“Merry Christmas in March”

If you ever want to suffer in Kinshasa, try looking for a Hotel, I meanan affordable hotel room.  

Friday, March 26, 2010

If you ever want to suffer in Kinshasa, try looking for a Hotel, I meanan affordable hotel room.  

Some of you may think that I am out of my mind but the reality is that, despite being a city of ten million inhabitants, Kinshasa probably has the lowest per hotel rooms per capita.  First of all, someone suggested to us to go and stay at the Bethany Hostel or something like that.  

We immediately swung into action and sped to the venue, behold, the place was like an ordinary Secondary
school, there was what looked like a students’ canteen and all sorts of people were busy enjoying what looked like their daily dose of SKOL.  

Apart from the school-like atmosphere, the place was not suitable for guests of our nature; staying here would give as one of the most negative images of Kinshasa.  

After all, we were four and the place had just a room, they promised to avail us more rooms the next day (as if one was enough for now), moreover, a room went for US$60 a night!

We moved to several other places and they were all fully booked.

Call them Hotels, though they did not deserve to be called so, maybe calling them Motels or Inns or even Lodges would have served them some justice.

As is the custom, Hotels are graded in STARS, I suppose, the STARS in Kinshasa must have got so run down that, they broke up, these Hotels are most probably "Quarter” or "Half” STARS.  We got to a place called "Merry Christmas”, this place was as amazing as its name.

Have you ever heard of Merry Christmas in March or so?  They could have done the place justice by naming it "Seasons Hotel” (having seen many seasons).  

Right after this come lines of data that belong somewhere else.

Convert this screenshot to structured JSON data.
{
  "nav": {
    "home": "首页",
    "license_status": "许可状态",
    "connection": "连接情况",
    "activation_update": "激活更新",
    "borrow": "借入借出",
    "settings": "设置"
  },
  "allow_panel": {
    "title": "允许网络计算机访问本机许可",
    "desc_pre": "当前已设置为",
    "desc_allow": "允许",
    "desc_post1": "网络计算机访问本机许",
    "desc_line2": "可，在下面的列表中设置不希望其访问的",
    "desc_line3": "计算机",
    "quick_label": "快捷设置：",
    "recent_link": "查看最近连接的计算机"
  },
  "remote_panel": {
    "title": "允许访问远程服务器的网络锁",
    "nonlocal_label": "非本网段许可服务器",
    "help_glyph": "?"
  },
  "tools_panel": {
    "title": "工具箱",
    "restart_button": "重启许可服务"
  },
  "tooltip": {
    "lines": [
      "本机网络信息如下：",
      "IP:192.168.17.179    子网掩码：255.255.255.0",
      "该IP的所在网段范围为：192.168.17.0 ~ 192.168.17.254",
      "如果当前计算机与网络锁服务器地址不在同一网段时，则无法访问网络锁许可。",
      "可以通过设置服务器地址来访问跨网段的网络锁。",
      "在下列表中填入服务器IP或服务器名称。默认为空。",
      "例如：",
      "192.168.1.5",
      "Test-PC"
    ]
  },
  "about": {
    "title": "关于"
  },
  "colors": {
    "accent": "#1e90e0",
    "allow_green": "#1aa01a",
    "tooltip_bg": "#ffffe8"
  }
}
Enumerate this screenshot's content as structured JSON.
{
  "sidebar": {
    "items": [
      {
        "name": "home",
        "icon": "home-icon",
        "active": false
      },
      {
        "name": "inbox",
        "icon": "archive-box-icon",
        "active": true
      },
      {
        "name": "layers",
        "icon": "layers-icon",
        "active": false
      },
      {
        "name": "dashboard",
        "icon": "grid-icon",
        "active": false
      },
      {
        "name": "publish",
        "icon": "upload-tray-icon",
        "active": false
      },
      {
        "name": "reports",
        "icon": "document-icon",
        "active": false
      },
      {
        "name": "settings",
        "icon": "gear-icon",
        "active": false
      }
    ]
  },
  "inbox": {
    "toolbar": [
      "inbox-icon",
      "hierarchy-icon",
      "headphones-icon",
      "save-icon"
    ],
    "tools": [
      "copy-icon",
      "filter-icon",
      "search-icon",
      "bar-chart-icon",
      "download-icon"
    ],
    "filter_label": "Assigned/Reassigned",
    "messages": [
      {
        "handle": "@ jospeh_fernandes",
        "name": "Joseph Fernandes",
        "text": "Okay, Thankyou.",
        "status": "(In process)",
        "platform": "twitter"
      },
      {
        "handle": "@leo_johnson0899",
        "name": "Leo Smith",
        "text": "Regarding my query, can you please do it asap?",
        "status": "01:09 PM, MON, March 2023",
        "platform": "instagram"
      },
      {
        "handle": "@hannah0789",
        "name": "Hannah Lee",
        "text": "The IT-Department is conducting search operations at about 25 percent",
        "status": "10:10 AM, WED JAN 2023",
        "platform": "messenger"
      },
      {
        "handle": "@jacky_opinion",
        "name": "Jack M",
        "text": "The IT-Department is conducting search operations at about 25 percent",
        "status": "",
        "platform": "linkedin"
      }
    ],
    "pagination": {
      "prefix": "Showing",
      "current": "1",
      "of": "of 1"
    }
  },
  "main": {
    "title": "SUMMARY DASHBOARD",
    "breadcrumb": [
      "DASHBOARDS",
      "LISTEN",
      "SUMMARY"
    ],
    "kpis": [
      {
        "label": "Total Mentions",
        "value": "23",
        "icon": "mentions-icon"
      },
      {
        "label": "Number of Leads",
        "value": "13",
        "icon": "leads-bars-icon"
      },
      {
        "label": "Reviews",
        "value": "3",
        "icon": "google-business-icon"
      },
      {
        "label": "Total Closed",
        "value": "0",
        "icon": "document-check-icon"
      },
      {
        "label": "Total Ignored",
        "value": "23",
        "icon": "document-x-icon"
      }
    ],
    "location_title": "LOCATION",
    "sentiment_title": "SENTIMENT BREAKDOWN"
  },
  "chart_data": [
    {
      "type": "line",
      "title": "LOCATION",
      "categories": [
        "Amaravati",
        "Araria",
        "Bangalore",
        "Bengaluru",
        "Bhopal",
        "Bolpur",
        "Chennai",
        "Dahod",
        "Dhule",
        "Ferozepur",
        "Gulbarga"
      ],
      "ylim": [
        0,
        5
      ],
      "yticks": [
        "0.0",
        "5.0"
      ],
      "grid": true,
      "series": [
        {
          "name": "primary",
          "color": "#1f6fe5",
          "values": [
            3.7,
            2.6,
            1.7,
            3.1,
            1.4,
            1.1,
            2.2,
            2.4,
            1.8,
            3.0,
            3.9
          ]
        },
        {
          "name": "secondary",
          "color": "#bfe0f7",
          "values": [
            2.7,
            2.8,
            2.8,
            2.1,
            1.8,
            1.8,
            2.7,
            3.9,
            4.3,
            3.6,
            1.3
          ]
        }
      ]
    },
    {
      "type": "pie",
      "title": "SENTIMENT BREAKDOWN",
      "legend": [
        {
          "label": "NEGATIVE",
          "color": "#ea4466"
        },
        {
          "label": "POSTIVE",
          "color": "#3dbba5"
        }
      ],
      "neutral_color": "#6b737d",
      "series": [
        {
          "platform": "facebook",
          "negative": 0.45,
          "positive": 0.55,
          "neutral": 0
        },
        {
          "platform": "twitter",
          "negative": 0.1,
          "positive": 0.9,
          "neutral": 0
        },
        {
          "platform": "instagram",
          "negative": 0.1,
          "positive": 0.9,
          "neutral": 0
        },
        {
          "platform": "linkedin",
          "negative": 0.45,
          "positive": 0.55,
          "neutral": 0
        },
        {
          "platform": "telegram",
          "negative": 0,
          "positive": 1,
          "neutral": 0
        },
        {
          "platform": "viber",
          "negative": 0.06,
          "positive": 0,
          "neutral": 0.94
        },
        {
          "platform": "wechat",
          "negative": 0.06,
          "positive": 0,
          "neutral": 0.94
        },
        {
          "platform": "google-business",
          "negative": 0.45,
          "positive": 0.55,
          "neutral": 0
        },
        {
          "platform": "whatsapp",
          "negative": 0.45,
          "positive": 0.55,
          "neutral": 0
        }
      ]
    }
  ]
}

As we were contemplating on leaving and continuing with the search, a gentleman who had been on the same flight walked out and told us of the trouble he had gone through looking for a hotel room and finding none!

We decided to take the rooms at the Merry Christmas lest some people took them and we ended up sleeping on the streets of Kinshasa.  

Why the place was given that name, don’t ask me because I did not ask its management.  How many STARS?  I suppose, not even a Quarter of a Star!

Kinshasa is a very hot and humid city.  The temperatures are normally between 32°C and 32°C and sometimes even higher.  This is no place to be without the much revered Air-conditioner.  

Nearly every house worth calling so is fitted with the wonder machine.  Whether it works or not is another story.  
Despite DR Congo having some of the biggest Dams on the African continent, they "enjoy” constant power blackouts.

The ights keep flickering and blinking as if trying to focus themselves. Because of the intense heat, I was so "hungry” for a good shower.

I decided to head for the bathroom.  I will not describe the bathtub because you will not be able to understand it unless you have been here or to a similar place.

I turned on the tap and soaped myself, as if in mockery, the trickle of water from the tap also stopped.  I had to wipe the soap off with a towel, dressed up and went downstairs to complain.

The receptionist called a sort of room attendant and instructed her to deliver a bucket of water to my room.  I don’t think I was going to like Kinshasa and the Merry Christmas hotel in particular.  

Like most of Kinshasa, this place must have seen many good days, at the moment, it required a real renovation.
 Looking at the floor tiles, the walls, the bath tubs etc, one could easily guess that, this hotel was from the twentieth century.  Come the next day, I have to find a better place worth calling a Hotel.